In truth, the home - nestled at the back of a subdivided block in Bedford - is actually a new build, a cleverly designed and compact reproduction of a vintage house.
The perceived authenticity is a testament to the couple's creative vision, meticulous attention to detail and persistent sourcing of materials.
As building designers, the pair wanted a unique look that struck the right balance between modern and retro, with interesting details peppered throughout. Many of the fittings in the three-bedroom, two-bathroom home were the fruit of salvage-yard rummages or resourceful online searches.
Mrs Karsakis said sustainability was a key focus in the creation of the home, with the use of second-hand, recycled, up-cycled and antique materials, furniture and fittings not only adding to the home's character but saving them money.
"The home is newly built but with old and recycled materials," Mrs Karsakis said. "Which we wanted to use as much as possible.
"We designed the home around the doors and windows, which were also recycled, and kept it small but open by removing wasted space like hallways and a garage. It is only 140sqm inside, but it feels really big."
Bedroom doors came from Aranmore Primary School; timber was recovered from the block's old shed; the ceiling beam was part of Toodyay Bridge and found at a yard; the stainless-steel sink, benchtops and pressed tin came from a former restaurant; kitchen pendant lights came from New York and the front leadlight doors were rescued from a demolished home in Shenton Park.

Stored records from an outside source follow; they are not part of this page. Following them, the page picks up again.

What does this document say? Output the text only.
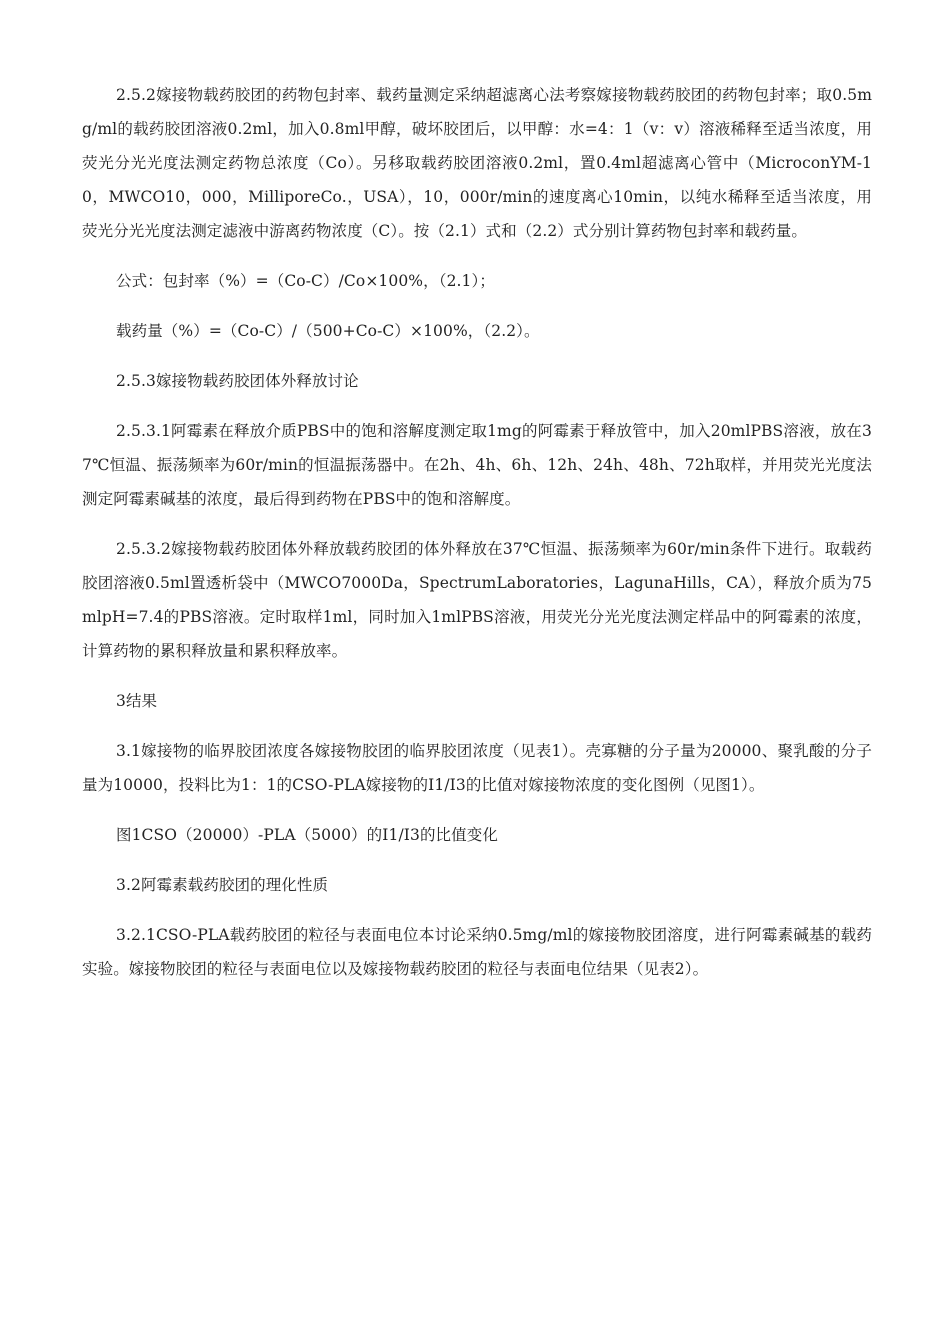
2.5.2嫁接物载药胶团的药物包封率、载药量测定采纳超滤离心法考察嫁接物载药胶团的药物包封率；取0.5mg/ml的载药胶团溶液0.2ml，加入0.8ml甲醇，破坏胶团后，以甲醇：水=4：1（v：v）溶液稀释至适当浓度，用荧光分光光度法测定药物总浓度（Co）。另移取载药胶团溶液0.2ml，置0.4ml超滤离心管中（MicroconYM-10，MWCO10，000，MilliporeCo.，USA），10，000r/min的速度离心10min，以纯水稀释至适当浓度，用荧光分光光度法测定滤液中游离药物浓度（C）。按（2.1）式和（2.2）式分别计算药物包封率和载药量。

公式：包封率（%）=（Co-C）/Co×100%，（2.1）；

载药量（%）=（Co-C）/（500+Co-C）×100%，（2.2）。

2.5.3嫁接物载药胶团体外释放讨论

2.5.3.1阿霉素在释放介质PBS中的饱和溶解度测定取1mg的阿霉素于释放管中，加入20mlPBS溶液，放在37℃恒温、振荡频率为60r/min的恒温振荡器中。在2h、4h、6h、12h、24h、48h、72h取样，并用荧光光度法测定阿霉素碱基的浓度，最后得到药物在PBS中的饱和溶解度。

2.5.3.2嫁接物载药胶团体外释放载药胶团的体外释放在37℃恒温、振荡频率为60r/min条件下进行。取载药胶团溶液0.5ml置透析袋中（MWCO7000Da，SpectrumLaboratories，LagunaHills，CA），释放介质为75mlpH=7.4的PBS溶液。定时取样1ml，同时加入1mlPBS溶液，用荧光分光光度法测定样品中的阿霉素的浓度，计算药物的累积释放量和累积释放率。

3结果

3.1嫁接物的临界胶团浓度各嫁接物胶团的临界胶团浓度（见表1）。壳寡糖的分子量为20000、聚乳酸的分子量为10000，投料比为1：1的CSO-PLA嫁接物的I1/I3的比值对嫁接物浓度的变化图例（见图1）。

图1CSO（20000）-PLA（5000）的I1/I3的比值变化

3.2阿霉素载药胶团的理化性质

3.2.1CSO-PLA载药胶团的粒径与表面电位本讨论采纳0.5mg/ml的嫁接物胶团溶度，进行阿霉素碱基的载药实验。嫁接物胶团的粒径与表面电位以及嫁接物载药胶团的粒径与表面电位结果（见表2）。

Vintage newspapers, including copies of The West Australian from the 1950s, were found under linoleum in the front house and transformed into wallpaper for the ensuite. It cost just $300 for a professional application but created a distinct and dynamic feature.
Amazingly, the kitchen cost $5000 in total, including the stainless-steel range hood and stove, with savings made from the recycled restaurant fixtures.

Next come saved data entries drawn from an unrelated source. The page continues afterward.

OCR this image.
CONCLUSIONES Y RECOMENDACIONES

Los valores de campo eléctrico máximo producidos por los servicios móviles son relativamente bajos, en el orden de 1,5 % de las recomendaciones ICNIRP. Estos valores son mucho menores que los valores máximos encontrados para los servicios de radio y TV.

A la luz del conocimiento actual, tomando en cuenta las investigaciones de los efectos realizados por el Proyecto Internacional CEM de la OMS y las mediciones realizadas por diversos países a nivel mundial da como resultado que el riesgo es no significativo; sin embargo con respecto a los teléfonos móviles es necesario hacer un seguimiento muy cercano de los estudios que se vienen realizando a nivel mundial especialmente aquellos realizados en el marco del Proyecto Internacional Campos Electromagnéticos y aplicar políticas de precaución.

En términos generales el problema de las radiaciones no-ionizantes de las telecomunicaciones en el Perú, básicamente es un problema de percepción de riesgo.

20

The island bench's timber base was made from the demolished shed; Mr Karsakis built the frame and had a cabinet-maker complete the job. The couple also saved money by polishing the concrete floor themselves, achieving a "rustic warehouse look" that set the tone for the rest of the living area.
Three different seating options - a Chesterfield, a retro-style blue velvet sofa and two red leather armchairs - furnish the lounge area while leftover floorboards were used to create floating shelves on one wall, filled with travel souvenirs, collected items, books, and vintage bits and pieces.
Two large industrial-style fans were oriented to flow through the open-plan area.
"We don't have air-conditioning, so we installed industrial fans which add to the warehouse look," Ms Karsakis said.
"The house got an 8.5-star energy rating but double-glazed windows would add more. We would also like to add a solar pergola and a productive garden. There is a solar heat pump and greywater recycling system. These features are sustainable and save a lot of money on bills."
Although sustainability and keeping costs down were key priorities, creativity and visual style are the shining stars. An outdoor mural replicating a vintage Vogue cover - painted by Mrs Karsakis - is the best evidence of this, making a fitting first impression for a truly unique home."We wanted to save money but do something different," Ms Karsakis said of the home, which even prompted the couple to launch their own business, Etica Studio, to provide others with that service. "We want to show people in Perth they don't need a massive five-by- three home; you can have something unique and still affordable."